Dès lors qu’il s’agira d’un service public de l’assainissement, les communes pourraient verser à un EPCI, et vice-versa, des fonds de concours, sans être tenues ni par la taille des communes, ni par les effets sur les tarifs, ni par un délai courant à la date de création de l’EPCI. C’est la fin de toutes les dérogations prévues dans les textes de 1988, 1999, 2004 et 2005. On raye tout et on institue une dérogation générale !

Naturellement, les règles régissant ces fonds de concours seraient également assouplies puisqu’il serait possible de couvrir à la fois des dépenses de fonctionnement et des dépenses d’investissement liées à un équipement – c’est le texte initial et nous verrons que l’amendement proposé prévoit une modification –, mais également, le cas échéant, les déséquilibres structurels des services, et ce en opposition complète avec les règles régissant les SPIC selon lesquelles ceux-ci doivent être financés par la participation des usagers et non par la fiscalité.

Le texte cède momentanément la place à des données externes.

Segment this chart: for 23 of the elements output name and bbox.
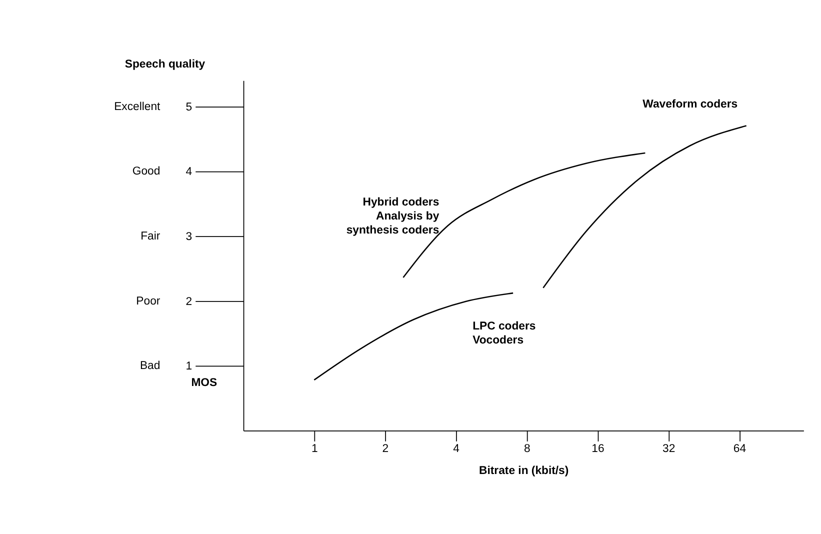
series-label: LPC coders Vocoders <box>472 320 536 346</box>
text: MOS <box>191 376 218 389</box>
text: Fair <box>140 230 160 242</box>
series-label: Waveform coders <box>642 98 738 110</box>
y-tick-label: 5 <box>186 101 192 114</box>
series-label: Hybrid coders Analysis by synthesis coders <box>346 196 440 236</box>
x-tick-label: 2 <box>382 442 389 455</box>
y-axis-title: Speech quality <box>124 58 206 71</box>
x-tick-label: 16 <box>592 442 604 455</box>
text: Bad <box>140 360 160 372</box>
x-tick-label: 1 <box>311 442 318 455</box>
y-tick-label: 1 <box>186 360 192 373</box>
text: Good <box>132 166 160 178</box>
x-tick-label: 8 <box>524 442 530 455</box>
x-tick-label: 4 <box>453 442 460 455</box>
x-tick-label: 64 <box>733 442 746 455</box>
text: Excellent <box>114 100 162 113</box>
x-axis-title: Bitrate in (kbit/s) <box>479 464 569 477</box>
y-tick-label: 4 <box>186 166 192 178</box>
y-tick-label: 2 <box>186 296 192 308</box>
y-tick-label: 3 <box>186 230 192 243</box>
text: Poor <box>136 295 160 308</box>
x-tick-label: 32 <box>662 442 676 455</box>
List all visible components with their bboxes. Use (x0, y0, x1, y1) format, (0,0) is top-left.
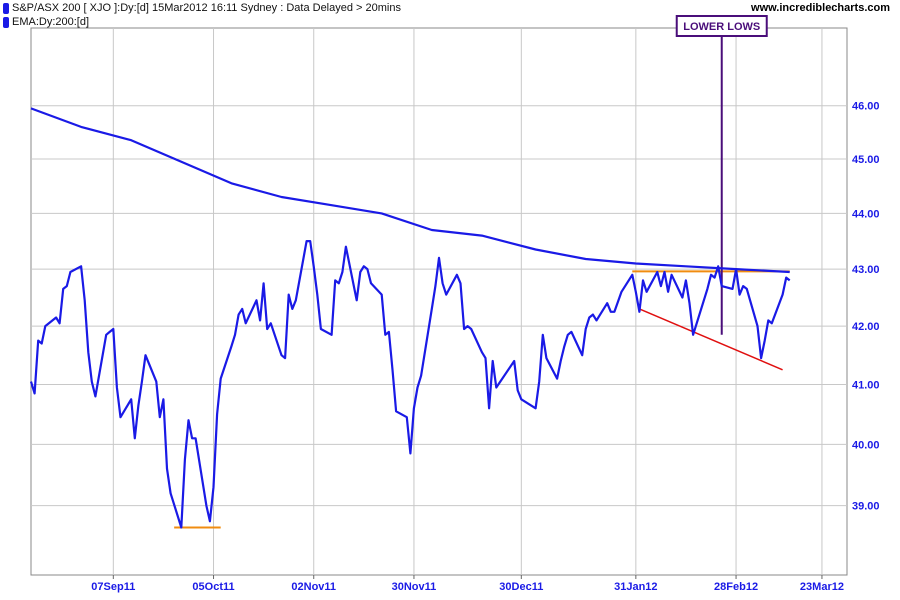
legend-item-ema: EMA:Dy:200:[d] (3, 15, 89, 29)
legend-item-price: S&P/ASX 200 [ XJO ]:Dy:[d] 15Mar2012 16:… (3, 1, 401, 15)
trend-line (639, 308, 783, 371)
ema-series-line (30, 107, 790, 274)
y-tick-label: 46.00 (852, 101, 880, 113)
y-tick-label: 44.00 (852, 208, 880, 220)
x-tick-label: 23Mar12 (800, 581, 844, 593)
series-layer (29, 107, 791, 529)
legend-label-price: S&P/ASX 200 [ XJO ]:Dy:[d] 15Mar2012 16:… (12, 2, 401, 14)
tick-layer: 39.00 40.00 41.00 42.00 43.00 44.00 45.00 46.00… (91, 101, 879, 593)
y-tick-label: 39.00 (852, 501, 880, 513)
annotation-layer: LOWER LOWS (174, 15, 790, 529)
x-tick-label: 30Dec11 (499, 581, 543, 593)
plot-area (30, 27, 848, 576)
legend-swatch-price (3, 2, 9, 14)
y-tick-label: 41.00 (852, 380, 880, 392)
grid-layer (31, 28, 847, 575)
x-tick-label: 28Feb12 (714, 581, 758, 593)
y-tick-label: 43.00 (852, 264, 880, 276)
y-tick-label: 40.00 (852, 439, 880, 451)
legend-swatch-ema (3, 16, 9, 28)
x-tick-label: 05Oct11 (192, 581, 234, 593)
annotation-label: LOWER LOWS (683, 21, 760, 33)
x-tick-label: 31Jan12 (614, 581, 657, 593)
x-tick-label: 07Sep11 (91, 581, 135, 593)
y-tick-label: 42.00 (852, 321, 880, 333)
price-series-line (29, 240, 791, 529)
x-tick-label: 02Nov11 (291, 581, 336, 593)
x-tick-label: 30Nov11 (392, 581, 437, 593)
y-tick-label: 45.00 (852, 154, 880, 166)
site-url: www.incrediblecharts.com (751, 2, 890, 14)
legend-label-ema: EMA:Dy:200:[d] (12, 16, 90, 28)
annotation-box (675, 15, 768, 37)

La commission des finances a donc considéré que cette dérogation générale était excessive et que les exceptions actuelles étaient suffisantes.

Le dernier point que nous avons noté, car nous avons tenté de cerner tous les problèmes susceptibles de se poser, mes chers collègues, concerne l’intercommunalité en général.

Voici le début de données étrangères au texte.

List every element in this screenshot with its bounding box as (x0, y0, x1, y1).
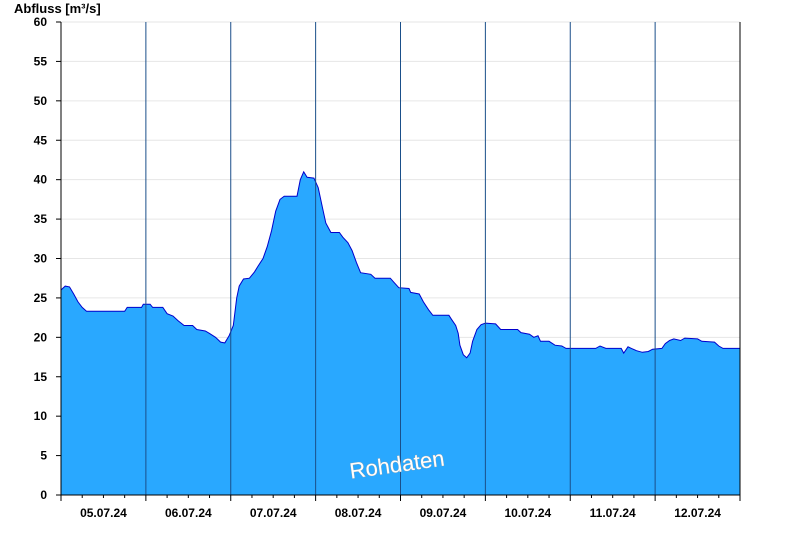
day-dividers (145, 22, 656, 495)
discharge-line (60, 170, 740, 359)
x-tick-label: 12.07.24 (674, 506, 721, 520)
x-tick-label: 08.07.24 (335, 506, 382, 520)
y-axis-label: Abfluss [m³/s] (14, 1, 101, 16)
y-tick-labels: 0 5 10 15 20 25 30 35 40 45 50 55 60 (34, 15, 61, 502)
y-tick-label: 45 (34, 133, 48, 147)
y-tick-label: 20 (34, 330, 48, 344)
y-tick-label: 60 (34, 15, 48, 29)
y-tick-label: 55 (34, 54, 48, 68)
x-tick-label: 05.07.24 (80, 506, 127, 520)
y-tick-label: 40 (34, 173, 48, 187)
y-tick-label: 35 (34, 212, 48, 226)
y-tick-label: 10 (34, 409, 48, 423)
x-tick-label: 06.07.24 (165, 506, 212, 520)
x-tick-labels: 05.07.24 06.07.24 07.07.24 08.07.24 09.07.24… (80, 506, 721, 520)
y-tick-label: 5 (40, 449, 47, 463)
y-tick-label: 50 (34, 94, 48, 108)
y-tick-label: 25 (34, 291, 48, 305)
x-tick-label: 11.07.24 (590, 506, 636, 520)
y-tick-label: 15 (34, 370, 48, 384)
x-tick-label: 07.07.24 (250, 506, 297, 520)
y-tick-label: 30 (34, 252, 48, 266)
y-tick-label: 0 (40, 488, 47, 502)
x-tick-label: 09.07.24 (420, 506, 467, 520)
x-tick-label: 10.07.24 (504, 506, 551, 520)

Que font des communes avant de se regrouper en intercommunalités ? Que font-elles avant de prendre une compétence supplémentaire par rapport à celles qu’elles assumaient auparavant ? Elles en discutent, et chacun pèse les avantages et les inconvénients des différentes possibilités, tant il est vrai qu’aucune solution n’est parfaite. L’important est de ne pas découvrir ces inconvénients a posteriori.

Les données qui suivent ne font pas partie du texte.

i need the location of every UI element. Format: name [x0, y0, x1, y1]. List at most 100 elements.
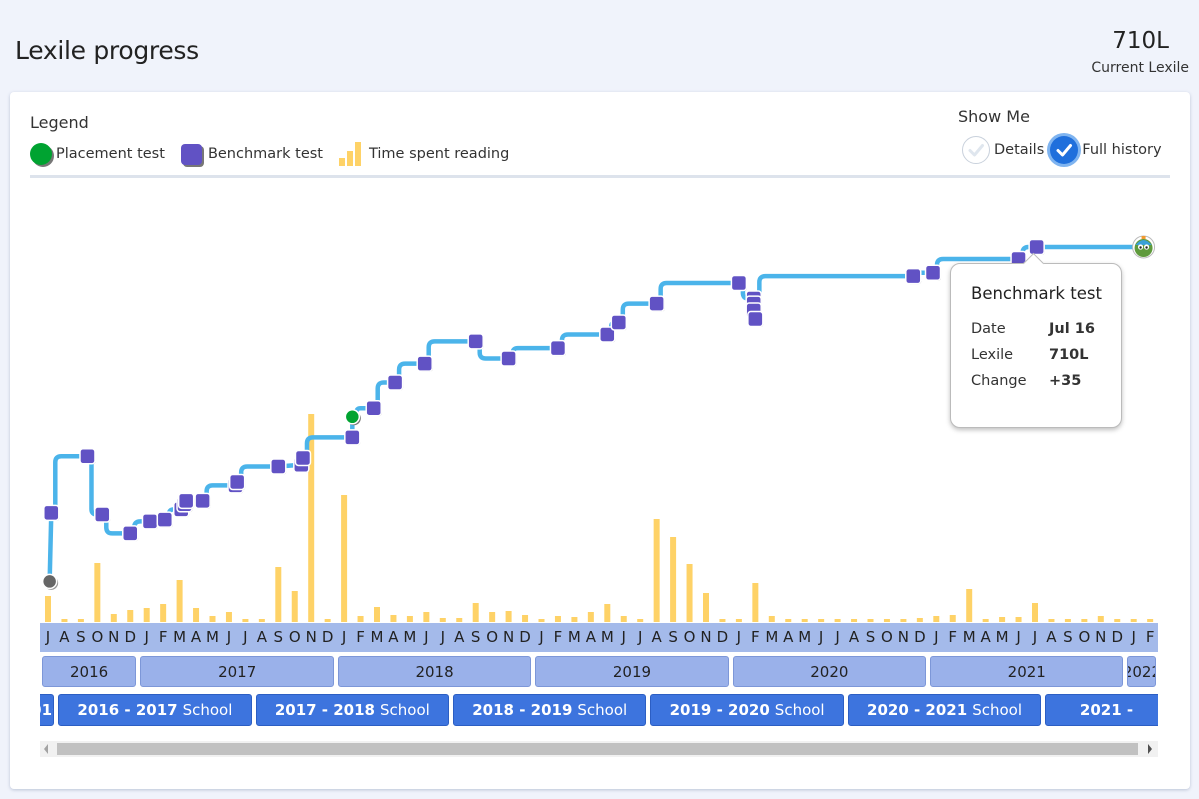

Au moment de faire le choix de l’intercommunalité, on y réfléchit, on en mesure les conséquences et on ne le valide que si les conséquences positives l’emportent sur les conséquences négatives. C’est ce que nous avons tous fait dans nos intercommunalités.

N’allons pas encourager, par une dérogation générale, des transferts de compétences qui n’auraient pas été précédés de cette nécessaire évaluation des conséquences.

Notre collègue Daniel Dubois m’a signalé un cas particulier que je n’avais pas envisagé. Il est possible que, ces trois dernières années, quelques exceptions se soient produites lors de la définition des nouveaux schémas de coopération intercommunale.

Certaines communautés ont pu, en vertu de la législation applicable alors, être fortement incitées à se regrouper au sein d’une plus grande intercommunalité. Vous avez indiqué, mon cher collègue, que, dans le département de la Somme, l’autorité préfectorale avait encouragé les communautés de communes à prendre la compétence « assainissement ». Je vous laisse la responsabilité de vos propos. Pour ma part, j’estime qu’il ne faut pas pour autant modifier la loi et instituer une dérogation générale qui mettrait à mal le principe essentiel de l’intercommunalité.

Car qu’est-ce que l’intercommunalité, sinon le fait de s’associer pour exercer mieux ensemble une compétence, et non faire marche arrière quand bon vous semble ?

Et faut-il rappeler que les services sont financés par un tarif, le reste par la fiscalité ?

La commission a donc considéré que les difficultés dont il a été fait état devaient être traitées dans le cadre de l’intercommunalité, quoi qu’il ait pu se produire depuis trois ans. Prévoir une dérogation générale pour permettre à une commune de financer les dépenses d’assainissement sur son territoire, alors même que cette compétence a été transférée à l’EPCI, revient à nier l’existence même de l’intercommunalité.

C’est pourquoi la commission vous invite, mes chers collègues, à ne pas adopter la présente proposition de loi.